Histogram of the 3D joint roughness along the sliding direction

7 Conclusions

Roughness heterogeneity refers to the fact that joint roughness measurements vary with position, and it exists in both two-dimensional (2D) profiles and three-dimensional (3D) surface topographies. Little attention has been given to the influence of heterogeneity on joint roughness estimation in previous studies, and the problem regarding the inaccuracy of joint roughness estimation based on inadequate samples remains unsolved. According to the statistical analysis of the effective sample number, the roughness samples in conventional methods are normally insufficient to represent the overall roughness and the estimation error consistently arises in the characterization of the joint roughness heterogeneity.

A new method, namely the global search method, was proposed to characterize the heterogeneity of rock joints based on the analysis of the roughness of all individual samples. This method allows all independent samples within the populations to be obtained by changing the starting and end points, without abandoning any side sections of the original profile. This method is convenient for acquiring a sufficient number of samples of various sizes and helpful for improving the determination of the scale effect. It was verified that the expected value obtained from conventional methods cannot represent the overall roughness of the joint profile. The proposed method is capable of systematically characterizing the heterogeneity of the roughness of rock joints of various sizes.
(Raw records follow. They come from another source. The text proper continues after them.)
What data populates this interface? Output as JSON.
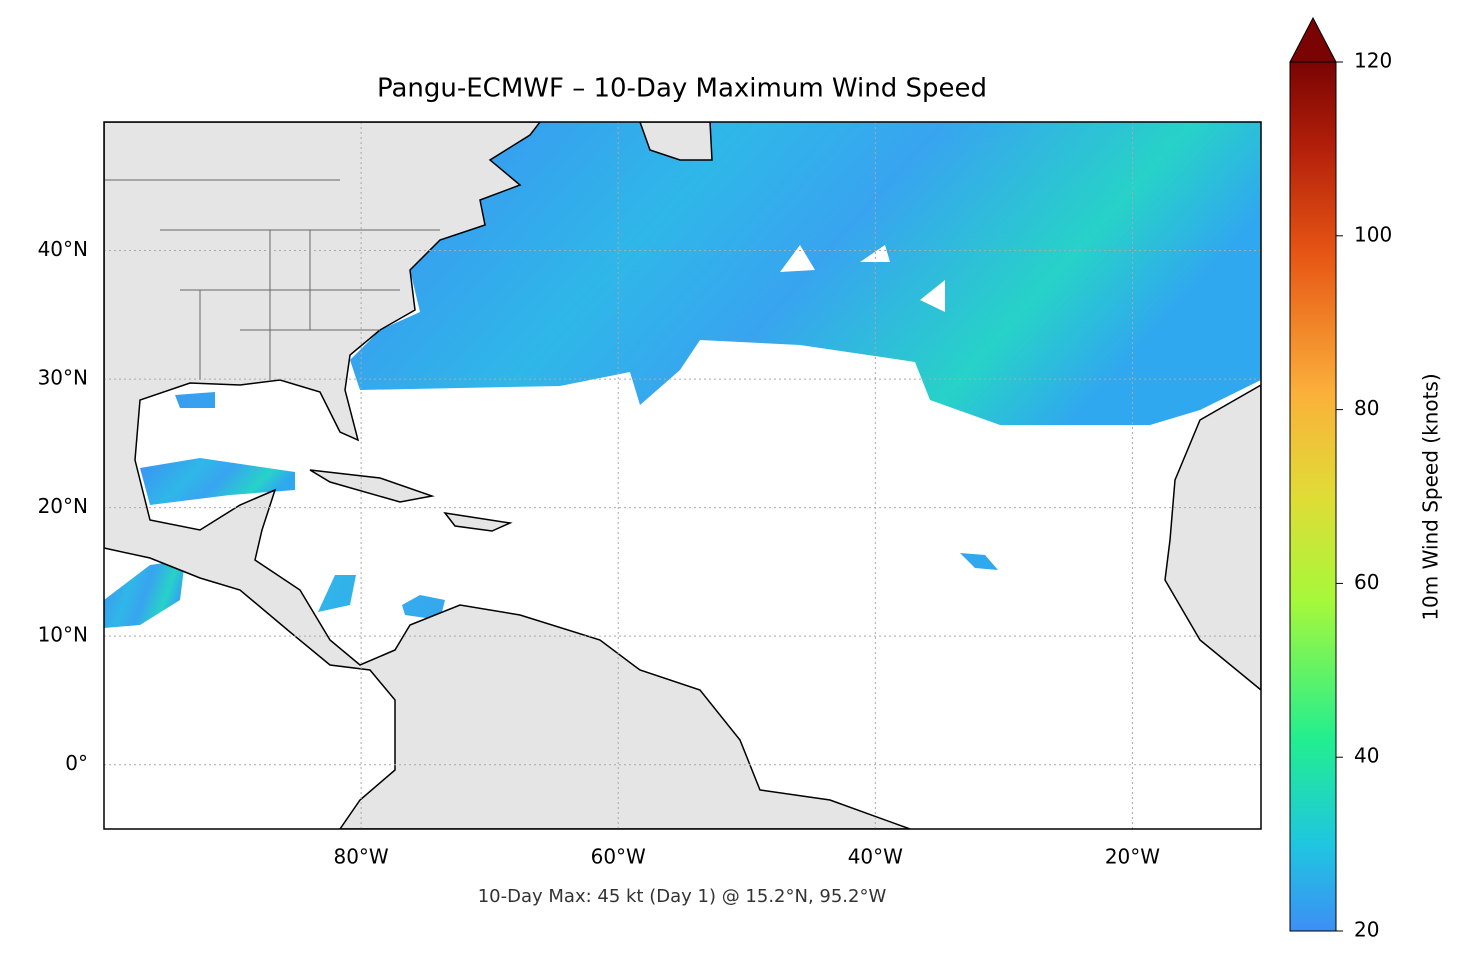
{
  "chart_data": {
    "type": "map",
    "title": "Pangu-ECMWF – 10-Day Maximum Wind Speed",
    "annotation": "10-Day Max: 45 kt (Day 1) @ 15.2°N, 95.2°W",
    "xlim": [
      -100,
      -10
    ],
    "ylim": [
      -5,
      50
    ],
    "xticks": [
      {
        "value": -80,
        "label": "80°W"
      },
      {
        "value": -60,
        "label": "60°W"
      },
      {
        "value": -40,
        "label": "40°W"
      },
      {
        "value": -20,
        "label": "20°W"
      }
    ],
    "yticks": [
      {
        "value": 0,
        "label": "0°"
      },
      {
        "value": 10,
        "label": "10°N"
      },
      {
        "value": 20,
        "label": "20°N"
      },
      {
        "value": 30,
        "label": "30°N"
      },
      {
        "value": 40,
        "label": "40°N"
      }
    ],
    "grid": true,
    "colorbar": {
      "label": "10m Wind Speed (knots)",
      "lim": [
        20,
        120
      ],
      "ticks": [
        20,
        40,
        60,
        80,
        100,
        120
      ],
      "extend": "max"
    }
  }
}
In the case study on the natural slate joint, the joint roughness heterogeneity was systematically investigated based on both 2D profiles and 3D surface topographies. The error in the estimation of joint roughness heterogeneity using the partition sampling method was analyzed. It illustrates that the maximum relative error between the population parameter and the expected value first increased with the length of the joint sample and then decreased when the sample length was exceeding the half of the length of the original profile. The characterization of joint roughness heterogeneity is applied for the exploration of representative samples. Representative samples were obtained by finding the sample whose roughness was closest to the population parameter of all individual samples.